NUCB2/nesfatin and its proteolytically cleaved product nesfatin-1 [1] were originally identified as proteins secreted by the hypothalamus and involved in feeding regulation. NUCB2 consists of 14 exons, spanning 54785 nucleotides (accession number NC_000011.9). It codes for a precursor protein with a signal peptide containing 24 amino acids and a protein structure containing 396 amino acids [2] and is highly conserved among rodents and humans as well as within nonmammalian vertebrate species, indicating its importance [3]. It is post-translationally divided into three segments by the prohormone convertase (PC), which includes the N-terminal segment NUCB2/nesfatin-1 (1–86), two C-terminal peptide nesfatin-2 (85–163), and nesfatin-3 (166–396) [4]. Nesfatin-1 is an anorexigenic and insulinotropic peptide found abundantly in the hypothalamus, pancreas, and gastric oxyntic mucosa [4]. It possesses anti-hyperglycemic properties, but these are likely to be insulin dependent [4]; therefore , the dysfunction of nesfatin-1 could be implicated in metabolic disorders, particularly type 2 diabetes (T2D), and consequently, it could act as an anti-diabetic factor by enhancing both insulin secretion and insulin action [5].

A major function of nesfatin-1 is the inhibition of food intake and regulation of blood glucose in time , dose , and insulin-dependent manners [6], and it also may have an important role in insulin resistance of T2D [7]. The relationship between plasma levels of nesfatin-1 and the presence of T2D correlates either negatively or positively [8, 9]. The reasons for this discrepancy remain unclear, but it may be derived from the differences in the severity of disease; different patient characteristics, for example, body mass index; different assessment methods (ELISA recognizing NUCB2 and nesfatin-1 vs. sandwich-type ELISA recognizing only nesfatin-1); and gender differences (females vs. males) [2, 10]. However, the roles of nesfatin-1 in the pathogenesis of insulin resistance and T2D are presently not well understood [11].

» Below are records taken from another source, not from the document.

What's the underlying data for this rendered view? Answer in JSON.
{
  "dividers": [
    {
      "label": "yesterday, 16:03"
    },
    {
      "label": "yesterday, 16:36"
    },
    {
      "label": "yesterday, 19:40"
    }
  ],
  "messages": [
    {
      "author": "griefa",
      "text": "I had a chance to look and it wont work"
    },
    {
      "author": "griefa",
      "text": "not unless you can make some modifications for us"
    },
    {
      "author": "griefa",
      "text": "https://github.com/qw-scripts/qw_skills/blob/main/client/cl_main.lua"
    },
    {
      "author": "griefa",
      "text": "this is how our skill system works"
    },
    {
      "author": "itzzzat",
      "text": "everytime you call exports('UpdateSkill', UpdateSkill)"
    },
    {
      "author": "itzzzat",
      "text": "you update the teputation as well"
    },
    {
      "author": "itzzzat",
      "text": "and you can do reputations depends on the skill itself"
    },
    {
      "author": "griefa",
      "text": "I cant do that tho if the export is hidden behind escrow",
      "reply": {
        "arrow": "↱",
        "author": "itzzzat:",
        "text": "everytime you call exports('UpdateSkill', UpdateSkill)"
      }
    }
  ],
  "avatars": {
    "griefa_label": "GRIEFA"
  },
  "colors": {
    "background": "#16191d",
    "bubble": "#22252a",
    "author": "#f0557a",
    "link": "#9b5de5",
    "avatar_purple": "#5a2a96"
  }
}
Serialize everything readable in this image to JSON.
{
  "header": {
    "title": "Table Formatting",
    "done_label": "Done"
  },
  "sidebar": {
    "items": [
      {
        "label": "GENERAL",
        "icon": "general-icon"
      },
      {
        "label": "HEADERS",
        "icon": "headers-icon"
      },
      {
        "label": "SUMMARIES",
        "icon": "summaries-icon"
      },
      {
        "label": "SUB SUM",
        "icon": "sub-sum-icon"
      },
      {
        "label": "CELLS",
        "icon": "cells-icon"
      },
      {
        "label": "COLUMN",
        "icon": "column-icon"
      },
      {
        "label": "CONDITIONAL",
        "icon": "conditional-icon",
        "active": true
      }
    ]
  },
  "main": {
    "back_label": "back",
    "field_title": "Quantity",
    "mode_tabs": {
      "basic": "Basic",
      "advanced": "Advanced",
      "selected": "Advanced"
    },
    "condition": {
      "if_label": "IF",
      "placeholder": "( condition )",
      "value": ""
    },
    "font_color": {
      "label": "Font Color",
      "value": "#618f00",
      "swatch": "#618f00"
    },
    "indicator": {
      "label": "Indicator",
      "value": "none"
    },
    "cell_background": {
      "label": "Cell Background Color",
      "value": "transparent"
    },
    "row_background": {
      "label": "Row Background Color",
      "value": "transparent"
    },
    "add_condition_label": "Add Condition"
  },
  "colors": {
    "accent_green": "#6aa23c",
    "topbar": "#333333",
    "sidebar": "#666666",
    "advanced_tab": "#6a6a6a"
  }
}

As far as NUCB2 gene is concerned, the promoter of this gene has not yet been investigated. Therefore, we intended to investigate the known single nucleotide polymorphisms (SNPs) in the promoter region of this gene in T2D patients. On the other hand, the gene located on the short arm of chromosome 11 is associated with diabetes, and hence it is important to evaluate the promoter region. In the present study, we genotyped 12 SNPs in the NUCB2 gene in Azeri-Turkish population of Iran .The genotypes and alleles distributions of these 12 SNPs are shown in Table 1 and assessed the association between NUCB2 and T2D patients and control subjects.

Methods and Materials

Subjects and Sample Collection

This case-control study was approved by the research ethics committee of Tabriz University of Medical Sciences, and each patient or control individual enrolled in this study gave a written informed consent and the approval form for genetic analysis. The study population consisted of 200 normoglycemic control subjects (105 men and 95 women; aged 47.30 ± 2.29 years; body mass index (BMI) 24.96 ± 0.92 kg/m2) and 200 T2D patients (111 men and 89 women; aged 53.55 ± 1.80 years; body mass index (BMI) 26.46 ± 0.46 kg/m2) from the outpatient Endocrinology clinic of Imam Reza university hospital, Tabriz, Iran. Table 2 shows the diabetes-related clinical and biochemical parameters of all the study subjects.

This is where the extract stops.